Reacher nodded. He had suffocated a man once, way back in his long and checkered career. He had needed all of his considerable strength to hold the guy’s face down on a mattress, while he bucked and thrashed and died.
“She’d have fought like crazy,” he said.
“Yes, I think she would,” Stavely said. “And look at her. Look at her musculature. She wouldn’t have been a pushover.”
Reacher looked away instead. The room was silent and cold. The awful green paint was everywhere.
“I think she was alive,” he said. “When she went in the tub.”
“Reasoning?” Stavely asked.
“There was no mess,” Reacher said. “None at all. The bathroom was immaculate. What was she, one twenty? One twenty-five? Hell of a dead weight to heave into the tub without making some kind of a mess.”
“Maybe he put the paint in afterward,” Blake said. “On top of her.”
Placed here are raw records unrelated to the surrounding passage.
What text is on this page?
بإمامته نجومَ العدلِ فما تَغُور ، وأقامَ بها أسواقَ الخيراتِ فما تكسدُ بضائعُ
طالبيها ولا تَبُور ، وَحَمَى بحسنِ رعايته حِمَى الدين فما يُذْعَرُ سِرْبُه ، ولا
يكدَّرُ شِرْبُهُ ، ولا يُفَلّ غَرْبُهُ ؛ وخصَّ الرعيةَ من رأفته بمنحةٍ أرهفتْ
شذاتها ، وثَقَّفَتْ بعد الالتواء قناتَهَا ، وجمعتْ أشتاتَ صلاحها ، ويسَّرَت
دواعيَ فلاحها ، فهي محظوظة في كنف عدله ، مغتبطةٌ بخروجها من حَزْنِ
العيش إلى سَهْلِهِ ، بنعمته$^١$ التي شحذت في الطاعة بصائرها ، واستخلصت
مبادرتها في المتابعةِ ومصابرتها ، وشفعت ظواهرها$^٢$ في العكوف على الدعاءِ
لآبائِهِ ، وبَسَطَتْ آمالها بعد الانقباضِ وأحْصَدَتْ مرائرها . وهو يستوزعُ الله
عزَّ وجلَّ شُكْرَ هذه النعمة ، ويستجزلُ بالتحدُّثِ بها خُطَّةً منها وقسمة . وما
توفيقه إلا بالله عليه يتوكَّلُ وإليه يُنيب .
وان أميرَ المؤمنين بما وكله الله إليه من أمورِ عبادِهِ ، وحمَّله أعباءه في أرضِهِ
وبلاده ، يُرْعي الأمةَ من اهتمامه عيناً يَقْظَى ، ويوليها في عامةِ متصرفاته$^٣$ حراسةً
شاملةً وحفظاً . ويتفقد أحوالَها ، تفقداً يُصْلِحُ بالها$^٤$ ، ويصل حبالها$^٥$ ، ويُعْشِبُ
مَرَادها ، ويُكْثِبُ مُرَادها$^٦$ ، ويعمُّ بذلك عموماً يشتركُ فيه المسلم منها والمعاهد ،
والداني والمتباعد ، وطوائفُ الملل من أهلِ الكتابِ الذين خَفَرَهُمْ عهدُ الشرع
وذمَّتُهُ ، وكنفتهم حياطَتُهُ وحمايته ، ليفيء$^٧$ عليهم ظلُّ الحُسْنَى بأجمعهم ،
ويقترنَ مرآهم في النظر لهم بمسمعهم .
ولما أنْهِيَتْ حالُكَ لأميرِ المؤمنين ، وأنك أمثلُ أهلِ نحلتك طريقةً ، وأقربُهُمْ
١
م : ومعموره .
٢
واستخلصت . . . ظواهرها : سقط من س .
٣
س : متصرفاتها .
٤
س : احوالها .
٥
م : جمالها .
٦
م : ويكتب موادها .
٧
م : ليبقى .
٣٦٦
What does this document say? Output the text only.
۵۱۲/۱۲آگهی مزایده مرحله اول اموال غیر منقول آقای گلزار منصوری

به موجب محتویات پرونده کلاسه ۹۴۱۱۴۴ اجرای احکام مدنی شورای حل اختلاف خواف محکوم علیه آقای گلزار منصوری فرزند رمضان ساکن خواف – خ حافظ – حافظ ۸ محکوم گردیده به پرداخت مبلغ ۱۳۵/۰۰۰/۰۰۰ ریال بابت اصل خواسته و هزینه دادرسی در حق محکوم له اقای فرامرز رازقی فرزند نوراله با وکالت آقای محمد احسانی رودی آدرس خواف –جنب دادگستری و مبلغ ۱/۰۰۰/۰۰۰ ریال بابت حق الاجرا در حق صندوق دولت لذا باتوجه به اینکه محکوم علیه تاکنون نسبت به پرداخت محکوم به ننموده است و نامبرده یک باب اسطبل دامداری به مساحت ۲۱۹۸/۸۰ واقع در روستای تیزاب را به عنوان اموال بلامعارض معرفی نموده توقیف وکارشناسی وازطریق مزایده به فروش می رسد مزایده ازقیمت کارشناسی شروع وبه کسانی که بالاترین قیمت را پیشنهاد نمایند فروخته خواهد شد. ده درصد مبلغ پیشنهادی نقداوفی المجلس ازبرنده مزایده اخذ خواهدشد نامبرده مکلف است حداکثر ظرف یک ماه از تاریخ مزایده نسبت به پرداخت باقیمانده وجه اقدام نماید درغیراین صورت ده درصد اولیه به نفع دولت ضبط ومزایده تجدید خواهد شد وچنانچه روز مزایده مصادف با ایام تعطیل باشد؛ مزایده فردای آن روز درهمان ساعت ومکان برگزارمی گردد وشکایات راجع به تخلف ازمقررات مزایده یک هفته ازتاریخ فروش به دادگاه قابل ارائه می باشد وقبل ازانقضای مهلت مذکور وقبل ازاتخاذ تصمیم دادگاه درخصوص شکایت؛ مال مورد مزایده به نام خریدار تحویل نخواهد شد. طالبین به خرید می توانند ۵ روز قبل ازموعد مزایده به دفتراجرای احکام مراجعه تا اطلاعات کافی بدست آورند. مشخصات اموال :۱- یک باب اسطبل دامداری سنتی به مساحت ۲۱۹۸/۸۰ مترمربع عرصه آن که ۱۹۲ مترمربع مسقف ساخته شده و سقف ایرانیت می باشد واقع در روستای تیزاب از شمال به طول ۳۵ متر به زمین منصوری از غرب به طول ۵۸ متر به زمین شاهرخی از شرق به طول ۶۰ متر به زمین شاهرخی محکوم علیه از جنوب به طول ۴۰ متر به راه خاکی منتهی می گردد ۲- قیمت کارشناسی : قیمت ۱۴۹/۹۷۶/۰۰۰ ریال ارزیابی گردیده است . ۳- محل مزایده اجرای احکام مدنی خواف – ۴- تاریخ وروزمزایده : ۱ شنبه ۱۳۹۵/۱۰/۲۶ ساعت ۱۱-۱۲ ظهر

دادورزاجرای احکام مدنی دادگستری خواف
Reacher shook his head. “It would have floated her up, surely. It looks like she slipped right in there, like you get into a bath. You know, you point your toe, you get under the water.”
“We’d need to experiment,” Stavely said. “But I think I agree she died in the tub. The first three, there was no evidence they were touched at all. No bruising, no abrasions, no nothing. No postmortem damage either. Moving a corpse usually damages the ligaments in the joints, because there’s no muscle tension there to protect them. At this point, my guess is they did whatever they did strictly under their own power.”
“Except kill themselves,” Harper said.
Stavely nodded. “Suicide in bathtubs is pretty much limited to drowning while drunk or drugged, or opening your veins into warm water. Obviously, this isn’t suicide.”